There's one more bag sewing day at 18 Chestnut Ave. in Leeds, this Wednesday 7-9pm if you want to join. Stay tuned for the great bag share launch in July. Below are some images of the bag sew earlier this month.
Sewers at work
A bag made from Fly By Night upholstery samples
See you at market!
Hey Market Friends --
A few weeks ago, Maddie from Hosta Hill Provisions was in Somerville using her new delivery van to stock up a small store with her krauts and ferments of all kinds. She was just getting the boxes out of the front seat of the van when her keys slipped out of the van and down into a concrete storm drain grate and splashed into the water at the bottom. She was hours from home in the Berkshires and just about to head home and those were her only keys.
She took a deep breath and, although she was freaking out on the inside, headed into the store with her goods and calmly told the owner what had just happened outside. He was excited to get out of his office and help -- he grabbed a kind of claw tool (who has one of those hanging around?) and headed out to fish for the keys, but that tool wouldn't fit through the holes of the grate. He went back in and found a long stick and attached a magnet to the end of it. Obviously this guy really needed to get out of his office....That contraption fit through the grate but they couldn't tell if they were even getting close to the keys. Had the keys floated away in the water at the bottom? Were they even still there?
In that moment of doubt, a stranger walked by and asked them what they were doing. He wanted to give it a try. He took the stick with the magnet and reached down into the depths of the grate and on his first try pulled up the keys. Amazing. Turns out he's a musician -- gotta love those curious and sometimes idling artists -- and had just played a gig in Maddie's hometown. Now he's got a place to stay whenever he's out there.
This week at market, lots and lots of strawberries. Come eat them, come take them home to make shortcake, come take them home to make jam (it doesn't take that many to make a batch). Here's a quick recipe, in fact.

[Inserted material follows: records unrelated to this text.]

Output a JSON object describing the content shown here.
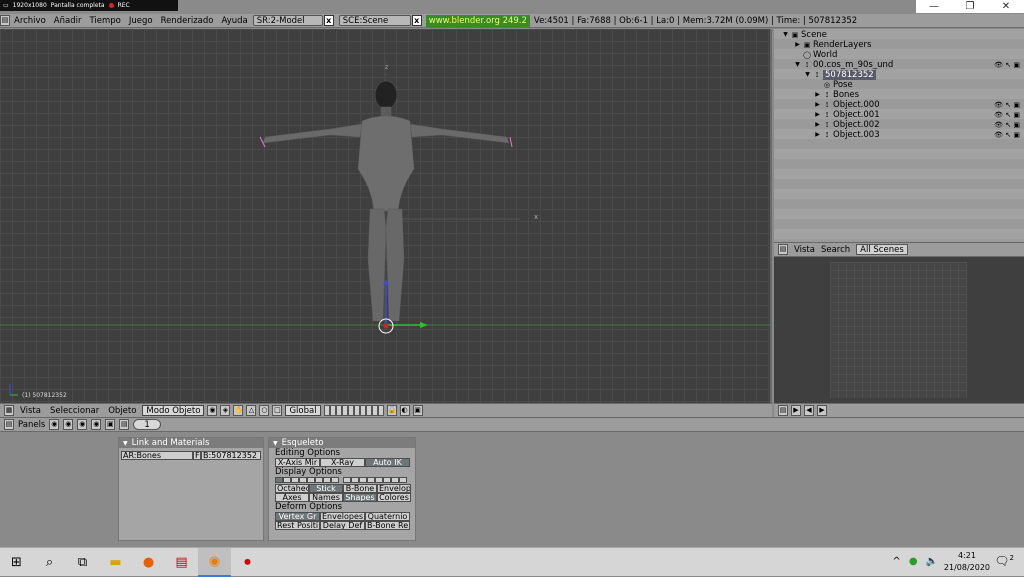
{
  "recbar": {
    "resolution": "1920x1080",
    "mode": "Pantalla completa",
    "rec": "REC"
  },
  "window": {
    "minimize": "—",
    "maximize": "❐",
    "close": "✕"
  },
  "topbar": {
    "menus": [
      "Archivo",
      "Añadir",
      "Tiempo",
      "Juego",
      "Renderizado",
      "Ayuda"
    ],
    "screen": "SR:2-Model",
    "scene": "SCE:Scene",
    "url": "www.blender.org 249.2",
    "stats": "Ve:4501 | Fa:7688 | Ob:6-1 | La:0  | Mem:3.72M (0.09M)  | Time: | 507812352"
  },
  "viewport": {
    "label": "(1) 507812352",
    "x_axis": "x",
    "z_axis": "z"
  },
  "outliner": {
    "rows": [
      {
        "label": "Scene",
        "indent": 0,
        "tri": "▼",
        "icon": "▣"
      },
      {
        "label": "RenderLayers",
        "indent": 1,
        "tri": "▶",
        "icon": "▣"
      },
      {
        "label": "World",
        "indent": 1,
        "tri": "",
        "icon": "◯"
      },
      {
        "label": "00.cos_m_90s_und",
        "indent": 1,
        "tri": "▼",
        "icon": "⟟"
      },
      {
        "label": "507812352",
        "indent": 2,
        "tri": "▼",
        "icon": "⟟",
        "selected": true
      },
      {
        "label": "Pose",
        "indent": 3,
        "tri": "",
        "icon": "◎"
      },
      {
        "label": "Bones",
        "indent": 3,
        "tri": "▶",
        "icon": "⟟"
      },
      {
        "label": "Object.000",
        "indent": 3,
        "tri": "▶",
        "icon": "⟟"
      },
      {
        "label": "Object.001",
        "indent": 3,
        "tri": "▶",
        "icon": "⟟"
      },
      {
        "label": "Object.002",
        "indent": 3,
        "tri": "▶",
        "icon": "⟟"
      },
      {
        "label": "Object.003",
        "indent": 3,
        "tri": "▶",
        "icon": "⟟"
      }
    ]
  },
  "outliner_header": {
    "view": "Vista",
    "search": "Search",
    "filter": "All Scenes"
  },
  "view_header": {
    "view": "Vista",
    "select": "Seleccionar",
    "object": "Objeto",
    "mode": "Modo Objeto",
    "pivot": "Global"
  },
  "buttons_header": {
    "panels": "Panels",
    "frame": "1"
  },
  "link_panel": {
    "title": "Link and Materials",
    "armature": "AR:Bones",
    "fake": "F",
    "bone": "B:507812352"
  },
  "skeleton_panel": {
    "title": "Esqueleto",
    "editing": "Editing Options",
    "editing_buttons": [
      "X-Axis Mir",
      "X-Ray",
      "Auto IK"
    ],
    "display": "Display Options",
    "display_row1": [
      "Octahedr",
      "Stick",
      "B-Bone",
      "Envelop"
    ],
    "display_row2": [
      "Axes",
      "Names",
      "Shapes",
      "Colores"
    ],
    "deform": "Deform Options",
    "deform_row1": [
      "Vertex Gr",
      "Envelopes",
      "Quaternio"
    ],
    "deform_row2": [
      "Rest Positi",
      "Delay Def",
      "B-Bone Re"
    ]
  },
  "taskbar": {
    "time": "4:21",
    "date": "21/08/2020",
    "notifications": "2"
  }
}
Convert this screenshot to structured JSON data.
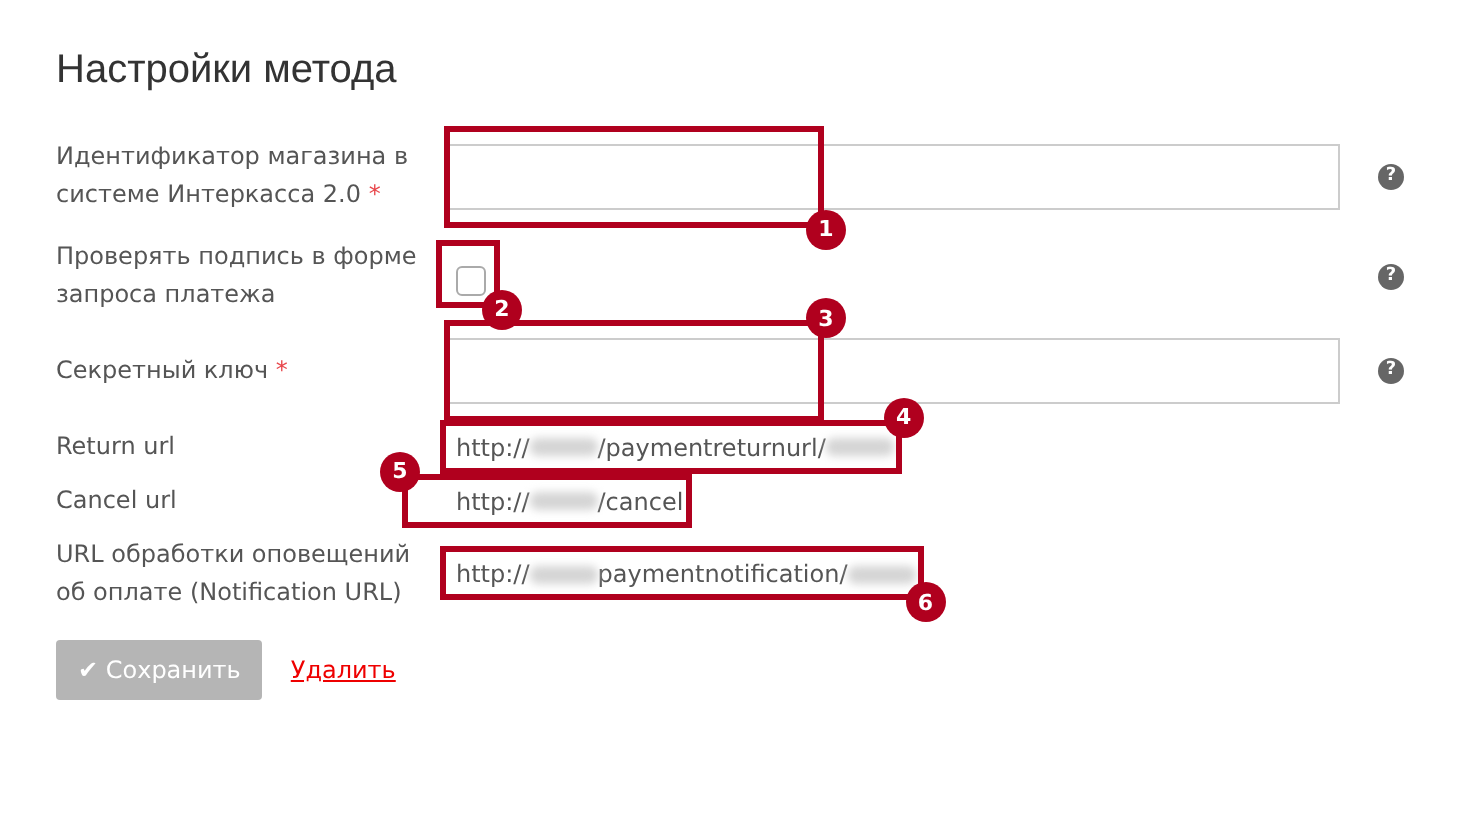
{
  "title": "Настройки метода",
  "fields": [
    {
      "kind": "input",
      "label": "Идентификатор магазина в системе Интеркасса 2.0",
      "required_mark": "*",
      "help": "?",
      "callout": "1"
    },
    {
      "kind": "checkbox",
      "label": "Проверять подпись в форме запроса платежа",
      "checked": false,
      "help": "?",
      "callout": "2"
    },
    {
      "kind": "input",
      "label": "Секретный ключ",
      "required_mark": "*",
      "help": "?",
      "callout": "3"
    },
    {
      "kind": "url",
      "label": "Return url",
      "parts": [
        {
          "kind": "text",
          "text": "http://"
        },
        {
          "kind": "blur"
        },
        {
          "kind": "text",
          "text": "/paymentreturnurl/"
        },
        {
          "kind": "blur"
        }
      ],
      "callout": "4"
    },
    {
      "kind": "url",
      "label": "Cancel url",
      "parts": [
        {
          "kind": "text",
          "text": "http://"
        },
        {
          "kind": "blur"
        },
        {
          "kind": "text",
          "text": "/cancel"
        }
      ],
      "callout": "5"
    },
    {
      "kind": "url",
      "label": "URL обработки оповещений об оплате (Notification URL)",
      "parts": [
        {
          "kind": "text",
          "text": "http://"
        },
        {
          "kind": "blur"
        },
        {
          "kind": "text",
          "text": "paymentnotification/"
        },
        {
          "kind": "blur"
        }
      ],
      "callout": "6"
    }
  ],
  "save_button": {
    "label": "✔ Сохранить",
    "disabled": true
  },
  "delete_link": "Удалить"
}
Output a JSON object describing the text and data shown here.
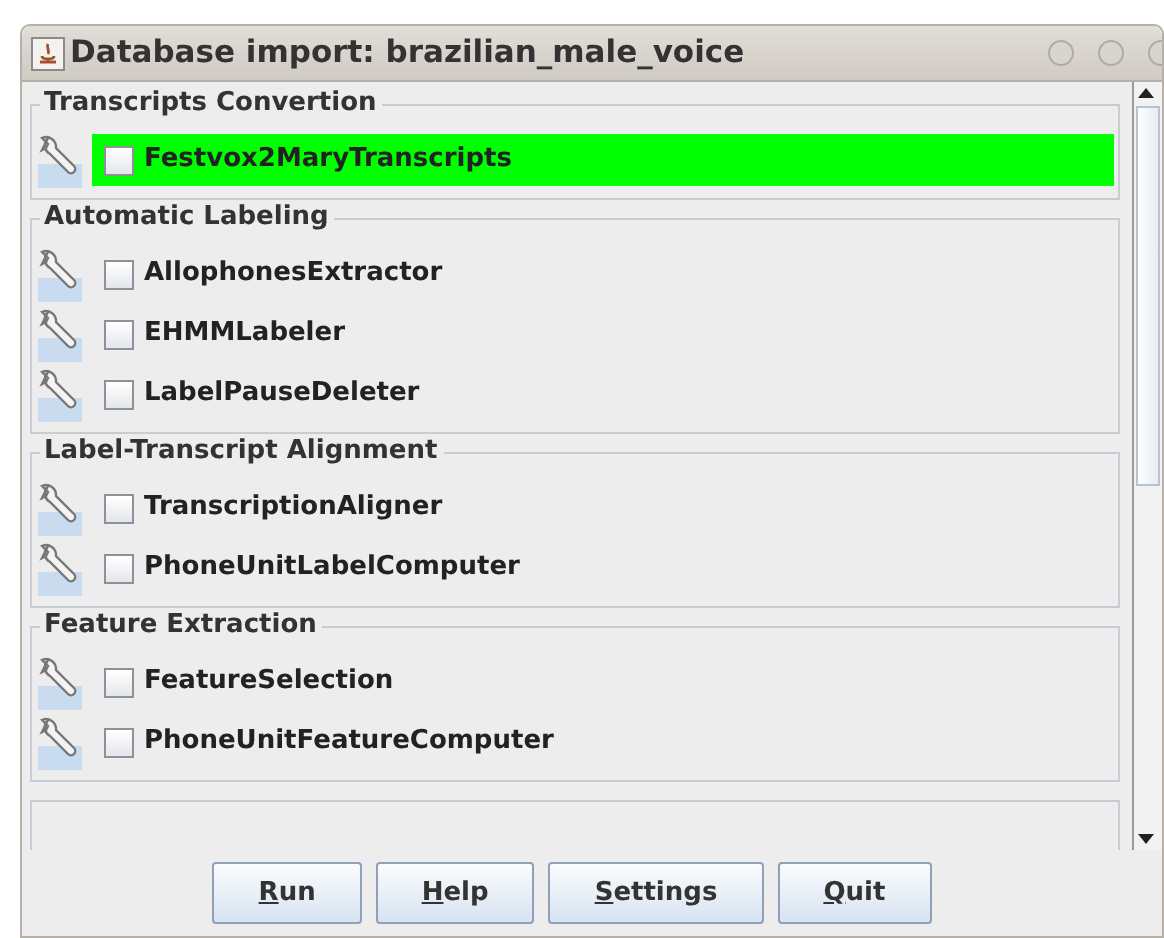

Taproot Threads will be selling their great tshirts and other clothing. A sweet banjo and guitar duo, Them Travelin Birds, will be rolling into town on their cross-country adventures. And a new Gluten Free Bakery from just over the border into NY State will be joining the market. And for those of you that tweet and follow tweets, Tuesday Market has joined many of our vendors on Twitter.
See you there!
There's still time to plant most things!
Thanks Kate Payne for showing us how to pickle turnips!
Thanks Mikey Sweet for the great tunes!
Andrew from Red Fire with the first Cherry Tomatoes!